A male client with known auditory hallucinations begins talking loudly and gesturing wildly while in the unit's day room. Which action should the nurse implement first?
- A. Sit in the chair next to the client.
- B. Listen to what the client is saying.
- C. Escort the client to his room.
- D. Administer a PRN sedative.
Correct Answer: B
Rationale: Listening to what the client is saying is crucial to understand the content and nature of the auditory hallucinations, guiding further interventions.

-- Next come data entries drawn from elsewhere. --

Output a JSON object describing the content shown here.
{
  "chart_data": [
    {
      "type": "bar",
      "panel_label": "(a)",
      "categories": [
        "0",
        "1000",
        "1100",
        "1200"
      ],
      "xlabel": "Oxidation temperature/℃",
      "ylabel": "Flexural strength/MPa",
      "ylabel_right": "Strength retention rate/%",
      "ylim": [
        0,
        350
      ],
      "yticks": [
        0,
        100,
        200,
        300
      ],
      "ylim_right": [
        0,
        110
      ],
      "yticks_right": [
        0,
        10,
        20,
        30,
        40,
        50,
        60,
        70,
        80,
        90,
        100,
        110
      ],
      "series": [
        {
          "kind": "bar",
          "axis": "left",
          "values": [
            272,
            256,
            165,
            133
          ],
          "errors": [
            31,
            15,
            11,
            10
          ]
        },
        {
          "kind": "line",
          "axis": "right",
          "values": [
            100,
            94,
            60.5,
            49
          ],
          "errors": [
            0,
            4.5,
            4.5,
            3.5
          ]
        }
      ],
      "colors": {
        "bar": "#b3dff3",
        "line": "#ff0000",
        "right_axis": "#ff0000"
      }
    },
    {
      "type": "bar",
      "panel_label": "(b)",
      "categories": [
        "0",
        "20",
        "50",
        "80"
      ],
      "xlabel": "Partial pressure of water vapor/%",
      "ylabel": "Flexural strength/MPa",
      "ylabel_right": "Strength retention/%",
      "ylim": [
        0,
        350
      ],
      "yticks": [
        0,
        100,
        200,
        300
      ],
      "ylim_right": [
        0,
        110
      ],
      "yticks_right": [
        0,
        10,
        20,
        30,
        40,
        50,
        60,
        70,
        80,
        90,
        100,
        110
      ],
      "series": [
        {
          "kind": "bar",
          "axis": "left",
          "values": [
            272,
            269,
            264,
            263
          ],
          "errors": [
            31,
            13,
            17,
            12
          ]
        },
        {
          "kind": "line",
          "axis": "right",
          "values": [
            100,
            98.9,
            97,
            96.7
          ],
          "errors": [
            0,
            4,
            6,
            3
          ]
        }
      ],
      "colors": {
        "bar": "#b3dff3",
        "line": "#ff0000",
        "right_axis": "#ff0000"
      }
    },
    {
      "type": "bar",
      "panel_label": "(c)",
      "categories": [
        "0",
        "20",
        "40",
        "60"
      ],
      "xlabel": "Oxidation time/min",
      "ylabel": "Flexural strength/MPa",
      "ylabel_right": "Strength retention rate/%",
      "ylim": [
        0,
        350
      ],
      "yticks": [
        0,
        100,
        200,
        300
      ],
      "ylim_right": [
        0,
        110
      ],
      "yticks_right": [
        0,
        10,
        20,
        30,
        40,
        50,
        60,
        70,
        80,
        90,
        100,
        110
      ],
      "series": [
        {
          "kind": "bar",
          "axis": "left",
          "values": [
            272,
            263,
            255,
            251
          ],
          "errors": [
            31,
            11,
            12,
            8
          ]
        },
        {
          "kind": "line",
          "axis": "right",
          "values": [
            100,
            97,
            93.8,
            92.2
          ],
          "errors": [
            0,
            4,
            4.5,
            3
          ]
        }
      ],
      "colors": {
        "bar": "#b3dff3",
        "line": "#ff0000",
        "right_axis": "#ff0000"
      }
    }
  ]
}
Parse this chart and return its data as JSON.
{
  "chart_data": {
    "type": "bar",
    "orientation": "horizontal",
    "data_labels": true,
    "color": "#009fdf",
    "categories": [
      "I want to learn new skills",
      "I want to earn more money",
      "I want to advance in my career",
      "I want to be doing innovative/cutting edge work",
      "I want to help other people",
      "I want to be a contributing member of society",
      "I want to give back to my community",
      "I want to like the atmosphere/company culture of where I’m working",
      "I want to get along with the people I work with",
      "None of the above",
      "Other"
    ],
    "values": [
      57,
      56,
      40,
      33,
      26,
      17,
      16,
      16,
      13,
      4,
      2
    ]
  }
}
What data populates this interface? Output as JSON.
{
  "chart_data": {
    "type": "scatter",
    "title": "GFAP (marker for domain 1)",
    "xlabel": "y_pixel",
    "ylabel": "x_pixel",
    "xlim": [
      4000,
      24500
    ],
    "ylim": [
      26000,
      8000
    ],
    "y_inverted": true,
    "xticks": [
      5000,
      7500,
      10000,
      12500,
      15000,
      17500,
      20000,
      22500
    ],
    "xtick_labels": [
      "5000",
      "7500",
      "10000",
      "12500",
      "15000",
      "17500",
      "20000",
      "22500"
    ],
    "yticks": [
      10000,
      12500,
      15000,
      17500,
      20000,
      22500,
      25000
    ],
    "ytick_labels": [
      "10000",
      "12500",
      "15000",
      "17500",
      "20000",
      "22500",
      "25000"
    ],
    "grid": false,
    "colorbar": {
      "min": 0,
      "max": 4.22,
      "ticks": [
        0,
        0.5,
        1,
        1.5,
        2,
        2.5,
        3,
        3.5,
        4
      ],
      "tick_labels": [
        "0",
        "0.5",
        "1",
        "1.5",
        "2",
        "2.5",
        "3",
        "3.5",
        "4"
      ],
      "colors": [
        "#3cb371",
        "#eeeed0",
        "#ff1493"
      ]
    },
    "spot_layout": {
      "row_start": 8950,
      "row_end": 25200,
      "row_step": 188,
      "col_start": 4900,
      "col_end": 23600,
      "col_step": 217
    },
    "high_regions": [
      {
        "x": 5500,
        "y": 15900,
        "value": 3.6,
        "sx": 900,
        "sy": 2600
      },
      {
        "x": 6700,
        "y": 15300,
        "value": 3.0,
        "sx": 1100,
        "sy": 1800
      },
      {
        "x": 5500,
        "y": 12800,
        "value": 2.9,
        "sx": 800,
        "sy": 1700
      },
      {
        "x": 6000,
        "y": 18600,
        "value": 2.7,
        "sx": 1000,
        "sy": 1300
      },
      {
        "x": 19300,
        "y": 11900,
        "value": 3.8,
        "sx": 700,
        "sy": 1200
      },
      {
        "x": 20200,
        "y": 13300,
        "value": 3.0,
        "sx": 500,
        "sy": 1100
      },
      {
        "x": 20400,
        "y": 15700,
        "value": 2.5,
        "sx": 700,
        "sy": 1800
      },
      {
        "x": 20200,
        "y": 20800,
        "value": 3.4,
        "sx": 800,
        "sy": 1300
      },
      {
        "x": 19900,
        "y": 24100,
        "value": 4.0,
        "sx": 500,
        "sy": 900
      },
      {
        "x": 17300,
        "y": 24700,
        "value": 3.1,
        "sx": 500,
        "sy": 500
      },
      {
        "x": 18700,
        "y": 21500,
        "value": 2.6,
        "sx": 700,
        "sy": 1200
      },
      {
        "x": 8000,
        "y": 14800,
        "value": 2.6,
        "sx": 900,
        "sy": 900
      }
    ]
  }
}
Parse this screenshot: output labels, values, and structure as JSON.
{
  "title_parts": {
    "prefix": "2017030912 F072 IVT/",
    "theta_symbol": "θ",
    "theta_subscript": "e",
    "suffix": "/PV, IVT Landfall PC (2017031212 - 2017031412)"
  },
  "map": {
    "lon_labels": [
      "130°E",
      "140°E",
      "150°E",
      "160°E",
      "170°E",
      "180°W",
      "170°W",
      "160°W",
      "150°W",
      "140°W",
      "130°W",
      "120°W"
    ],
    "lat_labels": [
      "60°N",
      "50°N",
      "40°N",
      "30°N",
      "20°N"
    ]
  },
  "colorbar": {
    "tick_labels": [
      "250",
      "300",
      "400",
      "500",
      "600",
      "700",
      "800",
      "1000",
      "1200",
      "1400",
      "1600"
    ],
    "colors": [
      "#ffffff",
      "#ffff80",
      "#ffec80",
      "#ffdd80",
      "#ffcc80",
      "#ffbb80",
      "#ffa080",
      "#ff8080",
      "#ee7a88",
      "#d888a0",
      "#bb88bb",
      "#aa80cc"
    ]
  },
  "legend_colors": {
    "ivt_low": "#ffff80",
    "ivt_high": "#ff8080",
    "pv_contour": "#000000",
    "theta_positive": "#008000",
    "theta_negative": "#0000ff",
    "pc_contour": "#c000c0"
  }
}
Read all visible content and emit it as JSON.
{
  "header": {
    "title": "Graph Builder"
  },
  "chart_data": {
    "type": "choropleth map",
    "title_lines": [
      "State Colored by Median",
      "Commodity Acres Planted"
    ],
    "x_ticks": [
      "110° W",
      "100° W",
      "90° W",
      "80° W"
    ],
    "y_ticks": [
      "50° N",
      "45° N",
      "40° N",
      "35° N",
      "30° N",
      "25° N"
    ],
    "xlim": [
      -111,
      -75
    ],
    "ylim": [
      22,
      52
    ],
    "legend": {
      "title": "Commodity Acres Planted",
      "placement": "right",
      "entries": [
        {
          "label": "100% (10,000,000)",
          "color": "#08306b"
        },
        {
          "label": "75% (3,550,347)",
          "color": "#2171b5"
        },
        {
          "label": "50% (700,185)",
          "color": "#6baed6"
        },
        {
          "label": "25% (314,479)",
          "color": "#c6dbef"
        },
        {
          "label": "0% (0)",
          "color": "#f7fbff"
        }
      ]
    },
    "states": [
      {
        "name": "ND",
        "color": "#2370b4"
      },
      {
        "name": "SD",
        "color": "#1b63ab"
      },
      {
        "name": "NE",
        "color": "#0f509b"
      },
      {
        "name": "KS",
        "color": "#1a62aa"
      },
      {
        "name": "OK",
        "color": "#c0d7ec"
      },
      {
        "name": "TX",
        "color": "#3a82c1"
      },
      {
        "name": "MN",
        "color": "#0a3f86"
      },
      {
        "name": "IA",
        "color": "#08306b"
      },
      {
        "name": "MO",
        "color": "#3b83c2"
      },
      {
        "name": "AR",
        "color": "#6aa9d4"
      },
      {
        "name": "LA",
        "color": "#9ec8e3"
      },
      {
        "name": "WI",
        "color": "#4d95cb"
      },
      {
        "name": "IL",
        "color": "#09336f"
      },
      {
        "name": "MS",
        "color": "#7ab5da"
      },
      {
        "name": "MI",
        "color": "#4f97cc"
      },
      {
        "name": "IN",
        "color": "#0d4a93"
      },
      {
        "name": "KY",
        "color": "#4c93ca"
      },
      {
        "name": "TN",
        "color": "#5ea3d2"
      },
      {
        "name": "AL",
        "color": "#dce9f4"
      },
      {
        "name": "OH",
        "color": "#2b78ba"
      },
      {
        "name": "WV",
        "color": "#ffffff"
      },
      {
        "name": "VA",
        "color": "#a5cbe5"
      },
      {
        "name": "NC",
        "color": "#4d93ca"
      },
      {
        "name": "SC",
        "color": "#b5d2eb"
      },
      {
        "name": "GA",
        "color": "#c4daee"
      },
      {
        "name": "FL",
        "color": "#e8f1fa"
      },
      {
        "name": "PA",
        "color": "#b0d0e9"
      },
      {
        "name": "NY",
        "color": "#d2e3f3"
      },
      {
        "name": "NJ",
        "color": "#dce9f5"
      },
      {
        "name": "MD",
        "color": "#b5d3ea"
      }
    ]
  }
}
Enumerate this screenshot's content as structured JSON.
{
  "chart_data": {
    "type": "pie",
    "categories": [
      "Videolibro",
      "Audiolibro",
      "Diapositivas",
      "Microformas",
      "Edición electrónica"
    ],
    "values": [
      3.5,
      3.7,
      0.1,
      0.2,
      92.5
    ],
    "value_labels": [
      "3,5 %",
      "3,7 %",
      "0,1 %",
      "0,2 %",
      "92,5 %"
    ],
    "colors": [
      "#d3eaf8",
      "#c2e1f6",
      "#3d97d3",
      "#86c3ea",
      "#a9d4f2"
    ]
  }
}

The nurse is initiating an interview with a client in the emergency department who presents with a fractured ulna and swollen, red lips and nose. The client's spouse is pacing outside the door of the examination room. Which action should the nurse take?
- A. Ask the client to describe the history of the injuries.
- B. Invite a colleague to document during the interview.
- C. Close the examination room door for privacy.
- D. Request hospital security to come to the department.
Correct Answer: C
Rationale: Closing the examination room door for privacy is the most appropriate action to create a confidential and secure environment for the client to discuss their injuries and provide a history, facilitating open communication.